Vous vous êtes confiée dans nos colonnes il y a deux ans. Comment allez-vous depuis ?
Ça va bien. Sur Instagram, l’audience est montée à 25 000 abonnés. Pour le site web, c’est cool aussi, c’est une autre audience et ça s’est pas mal développé. J’ai pu travailler avec la Comédie de Colmar pour la deuxième saison consécutive. J’ai eu l’occasion de parler d’événements pour faire vivre le théâtre, diffuser la culture de façon accessible. Depuis 3 ans maintenant, j’ai aussi un partenariat avec Vialis. Puis il y a eu un gros projet, énorme même, à l’été 2025 ! Avec l’illustrateur Jean Freund et l’Office de tourisme, on a valorisé des adresses de façon illustrée. 10 adresses, 10 illustrations, 10 vidéos, le tout à collectionner sur l’été. Les gens ont joué le jeu.
Vu votre activité, peut-on vous définir comme une influenceuse ?
Je me vois plus comme un média indépendant. J’aime bien ce terme de média parce que c’est un endroit où l’on va aller chercher de l’information, et c’est comme ça que je me considère, notamment avec le site internet.

Vous avez beaucoup parlé de culture et de partenariats avec des institutions locales. Quels sont vos gros projets pour 2026 ?
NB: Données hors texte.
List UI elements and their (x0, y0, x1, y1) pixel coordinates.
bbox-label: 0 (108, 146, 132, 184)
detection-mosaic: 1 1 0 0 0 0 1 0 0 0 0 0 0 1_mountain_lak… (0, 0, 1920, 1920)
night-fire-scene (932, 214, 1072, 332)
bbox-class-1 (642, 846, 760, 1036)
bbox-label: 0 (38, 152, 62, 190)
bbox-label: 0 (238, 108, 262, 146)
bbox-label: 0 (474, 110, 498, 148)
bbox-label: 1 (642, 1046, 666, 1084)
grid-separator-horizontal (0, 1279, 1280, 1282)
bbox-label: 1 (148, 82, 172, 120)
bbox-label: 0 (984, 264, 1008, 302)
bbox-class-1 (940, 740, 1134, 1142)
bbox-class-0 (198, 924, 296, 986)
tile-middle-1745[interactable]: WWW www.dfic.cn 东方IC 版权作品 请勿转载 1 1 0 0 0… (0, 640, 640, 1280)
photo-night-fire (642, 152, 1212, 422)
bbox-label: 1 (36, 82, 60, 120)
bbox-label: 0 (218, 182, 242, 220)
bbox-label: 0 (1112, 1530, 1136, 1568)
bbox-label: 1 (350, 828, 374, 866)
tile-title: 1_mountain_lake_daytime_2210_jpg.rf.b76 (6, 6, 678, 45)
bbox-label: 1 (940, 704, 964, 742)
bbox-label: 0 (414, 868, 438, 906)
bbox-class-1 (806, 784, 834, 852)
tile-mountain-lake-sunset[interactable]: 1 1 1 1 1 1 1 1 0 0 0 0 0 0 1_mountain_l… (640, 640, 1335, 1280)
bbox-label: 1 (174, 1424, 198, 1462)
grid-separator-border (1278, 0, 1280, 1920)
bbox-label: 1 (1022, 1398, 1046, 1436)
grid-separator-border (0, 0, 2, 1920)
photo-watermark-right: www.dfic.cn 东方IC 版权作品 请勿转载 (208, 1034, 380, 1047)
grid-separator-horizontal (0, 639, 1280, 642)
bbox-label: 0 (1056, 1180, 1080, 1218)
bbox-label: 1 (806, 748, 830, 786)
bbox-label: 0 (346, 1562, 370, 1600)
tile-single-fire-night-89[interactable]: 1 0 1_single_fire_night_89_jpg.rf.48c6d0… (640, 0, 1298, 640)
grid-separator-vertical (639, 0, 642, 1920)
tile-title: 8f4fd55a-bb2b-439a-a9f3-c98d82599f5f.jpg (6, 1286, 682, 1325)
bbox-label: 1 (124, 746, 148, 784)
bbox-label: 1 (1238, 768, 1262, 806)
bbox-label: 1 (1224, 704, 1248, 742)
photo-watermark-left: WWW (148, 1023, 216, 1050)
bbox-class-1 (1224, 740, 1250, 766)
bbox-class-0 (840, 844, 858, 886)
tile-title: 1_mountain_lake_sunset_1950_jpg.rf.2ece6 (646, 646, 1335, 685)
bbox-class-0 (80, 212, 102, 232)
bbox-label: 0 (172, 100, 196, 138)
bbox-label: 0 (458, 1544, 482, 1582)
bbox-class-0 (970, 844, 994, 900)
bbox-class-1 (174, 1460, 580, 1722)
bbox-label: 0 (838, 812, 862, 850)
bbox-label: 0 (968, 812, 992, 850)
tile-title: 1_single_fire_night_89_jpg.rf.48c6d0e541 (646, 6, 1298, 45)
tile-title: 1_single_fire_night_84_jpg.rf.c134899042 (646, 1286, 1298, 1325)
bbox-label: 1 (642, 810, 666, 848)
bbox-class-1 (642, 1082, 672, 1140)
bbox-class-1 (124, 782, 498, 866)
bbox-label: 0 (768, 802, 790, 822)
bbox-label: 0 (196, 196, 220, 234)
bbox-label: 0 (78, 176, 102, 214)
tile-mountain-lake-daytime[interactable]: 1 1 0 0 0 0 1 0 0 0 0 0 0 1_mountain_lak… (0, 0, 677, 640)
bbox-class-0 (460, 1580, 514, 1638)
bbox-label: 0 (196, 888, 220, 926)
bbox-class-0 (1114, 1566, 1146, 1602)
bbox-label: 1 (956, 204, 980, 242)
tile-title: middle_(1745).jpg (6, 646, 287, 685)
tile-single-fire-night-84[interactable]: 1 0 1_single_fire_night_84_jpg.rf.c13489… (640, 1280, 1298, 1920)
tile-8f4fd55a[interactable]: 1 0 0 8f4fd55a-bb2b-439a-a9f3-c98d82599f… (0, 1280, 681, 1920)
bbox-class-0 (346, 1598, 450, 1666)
J’ai quelques lignes directrices parce que j’ai des partenariats à l’année. Sinon, on verra, beaucoup de choses arrivent sur le tas dans ce milieu, on ne peut pas tellement prévoir et c’est ce que j’aime. Mon grand questionnement du moment, c’est de savoir comment continuer de développer le site à l’ère de l’IA. Maintenant, beaucoup de gens demandent directement à ChatGPT : « Je vais deux jours à Colmar, tu me conseilles quoi ? ». La question qui se pose alors, c’est comment un site internet apporte une plus-value face à ça ? La réponse, c’est l’identité. Parler en tant que locale et insuffler ce truc que ChatGPT ne peut pas retranscrire. Sinon, j’élargis peu à peu ma zone. Mon leitmotiv, c’est ce qu’on peut faire facilement à Colmar ou depuis Colmar.
Colmar va donc garder une place importante. Après autant d’années, vous ne vous lassez pas ?
On me pose souvent cette question : « Un jour t’auras fait le tour de Colmar. Tu ne te lasses pas ? ». La réponse est non. Parce que je pense que, quand j’étais petite, je rêvais d’avoir une vie comme celle que j’ai aujourd’hui à Colmar. C’est une très belle ville dans laquelle il se passe énormément de choses. C’est riche culturellement parlant. Ça bouge tout le temps. Il y a toujours des histoires à raconter. Cette ville, c’est aussi la vie de quartier, le sentiment de proximité, la beauté de l’architecture. En témoignent mes 150 milliards de photos de la Collégiale Saint-Martin (rires). Colmar, il faut le vivre pour le ressentir.
Le chiffre
632 000
C’est le nombre d’impressions que le site Pause Colmarienne a connu sur 6 mois en 2025.